Mişari Zeydi
Suudi Arabistanlı gazeteci- yazar
TT

Mukteda ve yeni bir ‘Taf’ devrimi

Mukteda es-Sadr ve hareketinin son birkaç gün içinde Irak siyasi hayatında yaptıkları bir dönüm noktasıdır.
Sarıklı popülist adam, gerek kendi illerinde gerekse nüfusun yoğun olduğu Bağdat'taki Sadr yanlılarının başkenti Sadr şehrinde olsun, güney ve orta Irak halkının büyük bir bölümünü yönetiyor.
Sadr yanlılarının parlamento binasına doğru yola koyulması şiirdeki şu mısraları andırıyor:

Düşmanına karşı biri onları yardıma çağırsa, savaşa koşarlar, sebebini sormazlar ve korkakların yaptığı gibi mazeret göstermezler.
Yakın bir zamanda Sadr yanlıları öfkeli bir şekilde Irak parlamentosuna girip çıktılar.

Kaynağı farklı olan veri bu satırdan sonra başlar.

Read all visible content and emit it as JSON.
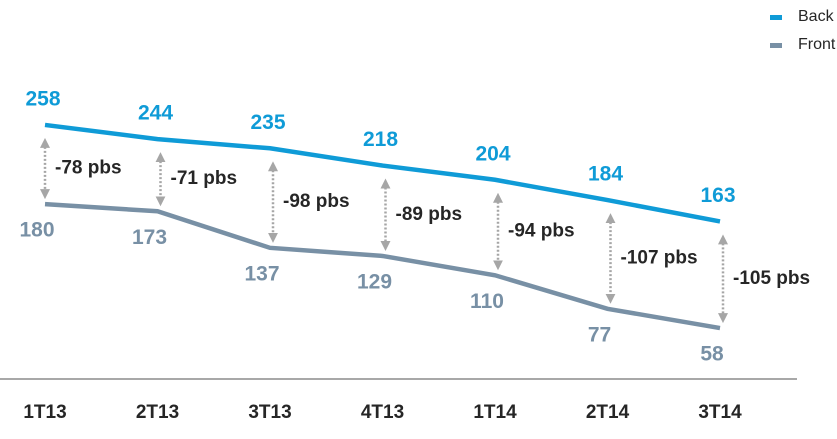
{
  "chart_data": {
    "type": "line",
    "categories": [
      "1T13",
      "2T13",
      "3T13",
      "4T13",
      "1T14",
      "2T14",
      "3T14"
    ],
    "series": [
      {
        "name": "Back",
        "color": "#0f9bd7",
        "values": [
          258,
          244,
          235,
          218,
          204,
          184,
          163
        ]
      },
      {
        "name": "Front",
        "color": "#7890a5",
        "values": [
          180,
          173,
          137,
          129,
          110,
          77,
          58
        ]
      }
    ],
    "annotations": [
      "-78 pbs",
      "-71 pbs",
      "-98 pbs",
      "-89 pbs",
      "-94 pbs",
      "-107 pbs",
      "-105 pbs"
    ],
    "ylim": [
      0,
      380
    ],
    "legend": "top-right"
  }
}
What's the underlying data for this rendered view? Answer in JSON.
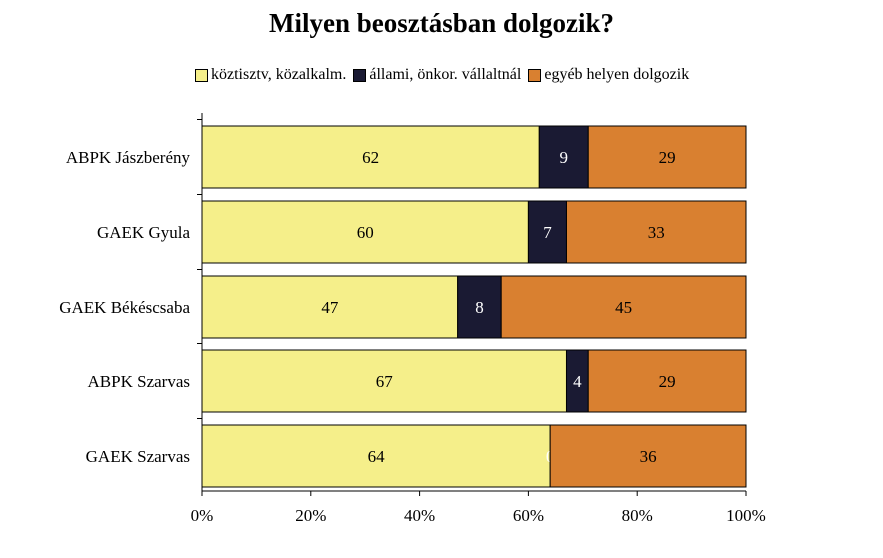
{
  "chart_data": {
    "type": "bar",
    "orientation": "horizontal",
    "stacked": "percent",
    "title": "Milyen beosztásban dolgozik?",
    "categories": [
      "ABPK Jászberény",
      "GAEK Gyula",
      "GAEK Békéscsaba",
      "ABPK Szarvas",
      "GAEK Szarvas"
    ],
    "series": [
      {
        "name": "köztisztv, közalkalm.",
        "color": "#f5ef8a",
        "label_color": "#000000",
        "values": [
          62,
          60,
          47,
          67,
          64
        ]
      },
      {
        "name": "állami, önkor. vállaltnál",
        "color": "#1a1a33",
        "label_color": "#ffffff",
        "values": [
          9,
          7,
          8,
          4,
          0
        ]
      },
      {
        "name": "egyéb helyen dolgozik",
        "color": "#d98030",
        "label_color": "#000000",
        "values": [
          29,
          33,
          45,
          29,
          36
        ]
      }
    ],
    "xlim": [
      0,
      100
    ],
    "xticks": [
      "0%",
      "20%",
      "40%",
      "60%",
      "80%",
      "100%"
    ],
    "legend_position": "top",
    "grid": false
  }
}
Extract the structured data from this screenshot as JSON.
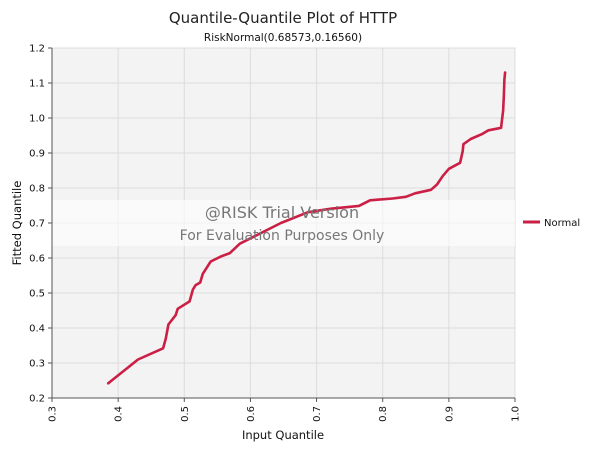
{
  "chart_data": {
    "type": "line",
    "title": "Quantile-Quantile Plot of HTTP",
    "subtitle": "RiskNormal(0.68573,0.16560)",
    "xlabel": "Input Quantile",
    "ylabel": "Fitted Quantile",
    "xlim": [
      0.3,
      1.0
    ],
    "ylim": [
      0.2,
      1.2
    ],
    "xticks": [
      "0.3",
      "0.4",
      "0.5",
      "0.6",
      "0.7",
      "0.8",
      "0.9",
      "1.0"
    ],
    "yticks": [
      "0.2",
      "0.3",
      "0.4",
      "0.5",
      "0.6",
      "0.7",
      "0.8",
      "0.9",
      "1.0",
      "1.1",
      "1.2"
    ],
    "grid": true,
    "legend_position": "right",
    "series": [
      {
        "name": "Normal",
        "color": "#cc1f45",
        "points": [
          [
            0.385,
            0.242
          ],
          [
            0.43,
            0.31
          ],
          [
            0.468,
            0.342
          ],
          [
            0.472,
            0.37
          ],
          [
            0.476,
            0.41
          ],
          [
            0.487,
            0.437
          ],
          [
            0.49,
            0.455
          ],
          [
            0.508,
            0.476
          ],
          [
            0.513,
            0.51
          ],
          [
            0.517,
            0.522
          ],
          [
            0.524,
            0.53
          ],
          [
            0.528,
            0.555
          ],
          [
            0.54,
            0.59
          ],
          [
            0.556,
            0.605
          ],
          [
            0.569,
            0.614
          ],
          [
            0.584,
            0.641
          ],
          [
            0.605,
            0.661
          ],
          [
            0.646,
            0.7
          ],
          [
            0.687,
            0.731
          ],
          [
            0.722,
            0.741
          ],
          [
            0.764,
            0.749
          ],
          [
            0.781,
            0.765
          ],
          [
            0.815,
            0.77
          ],
          [
            0.835,
            0.775
          ],
          [
            0.849,
            0.785
          ],
          [
            0.873,
            0.795
          ],
          [
            0.882,
            0.81
          ],
          [
            0.891,
            0.835
          ],
          [
            0.9,
            0.855
          ],
          [
            0.917,
            0.872
          ],
          [
            0.921,
            0.905
          ],
          [
            0.922,
            0.925
          ],
          [
            0.933,
            0.94
          ],
          [
            0.951,
            0.955
          ],
          [
            0.96,
            0.965
          ],
          [
            0.979,
            0.972
          ],
          [
            0.98,
            0.99
          ],
          [
            0.982,
            1.02
          ],
          [
            0.983,
            1.06
          ],
          [
            0.984,
            1.11
          ],
          [
            0.985,
            1.13
          ]
        ]
      }
    ],
    "watermark": {
      "line1": "@RISK Trial Version",
      "line2": "For Evaluation Purposes Only"
    }
  }
}
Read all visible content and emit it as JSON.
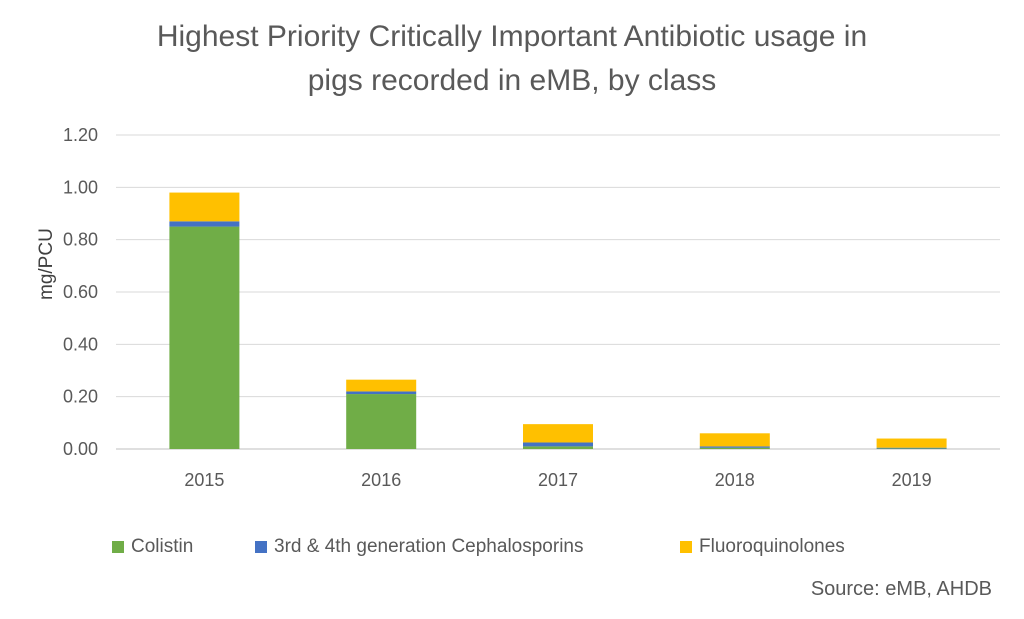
{
  "chart_data": {
    "type": "bar",
    "stacked": true,
    "title_line1": "Highest Priority Critically Important Antibiotic usage in",
    "title_line2": "pigs recorded in eMB, by class",
    "ylabel": "mg/PCU",
    "xlabel": "",
    "categories": [
      "2015",
      "2016",
      "2017",
      "2018",
      "2019"
    ],
    "ylim": [
      0,
      1.2
    ],
    "yticks": [
      "0.00",
      "0.20",
      "0.40",
      "0.60",
      "0.80",
      "1.00",
      "1.20"
    ],
    "grid": true,
    "legend_position": "bottom",
    "series": [
      {
        "name": "Colistin",
        "color": "#70AD47",
        "values": [
          0.85,
          0.21,
          0.01,
          0.005,
          0.002
        ]
      },
      {
        "name": "3rd & 4th generation Cephalosporins",
        "color": "#4472C4",
        "values": [
          0.02,
          0.01,
          0.015,
          0.005,
          0.003
        ]
      },
      {
        "name": "Fluoroquinolones",
        "color": "#FFC000",
        "values": [
          0.11,
          0.045,
          0.07,
          0.05,
          0.035
        ]
      }
    ],
    "source": "Source: eMB, AHDB"
  }
}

Hem girerken hem de çıkarken işaret, Seyyid Mukteda es-Sadr veya bakanı Salih el-Iraki'nin Twitter hesabından yaptığı bir paylaşımla geldi!
Sadr yanlılarının parlamento baskını, Şii Koordinasyon Çerçevesi’nin milletvekili ve eski bakan Muhammed Şiya es-Sudani’yi başbakanlık koltuğuna aday gösterme ısrarından sonra yaşandı.
Bildiğimiz gibi Koordinasyon Çerçevesi, bugün Mukteda ve Sadr Hareketi ile siyasi ve kısmi halk savaşında olan Nuri el-Maliki liderliğinde İran'a bağlı büyük Şii partilerinin ve güçlerin bir araya gelmesi ile oluşan bir yapı.
Şarku’l Avsat’ın haberinde dediği gibi çoğu gözlemci, Sadr ve destekçilerinin bu baskınla geriye kalan siyasi gruplara ve özellikle Koordinasyon Çerçevesi içindeki siyasi hasımlarına ‘temsilcileri Meclis’ten çekilmiş olsa bile -Sadr Hareketi’nin 73 milletvekili yaklaşık bir ay önce Meclis’ten çekilmişti- denklemi tersine çevirebilecek güce sahip oldukları’ yönünde net bir mesaj verdikleri görüşünde.
Mukteda es-Sadr, başkent Bağdat’taki Yeşil Bölge ve Meclis binasına yapılan baskınla eşzamanlı olarak Twitter hesabından paylaştığı mesajda, “Birçok devrimci bâtılı, zulmü ve yolsuzluğu reddetmek için Taf ayaklanmasını güzel bir örnek ve model olarak aldı” ifadelerini kullandı. Sadr ‘Taf ayaklanması’ ifadesiyle Kerbela’daki Taf Savaşı’na ve İmam Hüseyin’in öldürülmesine atıfta bulunuyor. Şiiler önümüzdeki günlerde Aşure Günü’nü idrak edecek.
Bu atıf, bugün Koordinasyon Çerçevesi, İran yanlısı Haşdi Şabi ve Nuri el-Maliki ekibi ile Mukteda'nın ve taraftarlarının Irak'taki Şii sembolizmini tekeli altına almak için verdikleri gizli ve aleni mücadeleyi ortaya çıkarıyor.
Sadr Hareketi’ne yakın bir kaynak, Şarku’l Avsat’a yaptığı açıklamada, “Hareket, hiçbir reformun yapılmasına fayda sağlamayan mevcut yönetim sisteminin değişmesi için sıfır saatine (zero hour) benzer bir şey ilan etti” ifadelerini kullandı. Başka bir deyişle, Sadr Hareketi bugün Şii egemen sınıfı ‘ekarte edip’ yerine Kürtler, Sünniler, sivil güçler ve Ekim Devrimi güçlerinden müttefikleri ile birlikte ‘Şii’ Sadr sınıfını koydu.
Bugün Irak'ta kilit soru şu: Sadr ayaklanması ne ölçüde gerçek, büyük, kapsamlı ve yeni bir değişimin emaresi olarak kabul edilebilir? Ya da bu, iktidardaki Şii ocağı üyeleri arasındaki bir iç çatışma mı? Yeri gelmişken Şii ocağı tabiri rahmetli Ahmed Çelebi'nin sözlüğünden mi?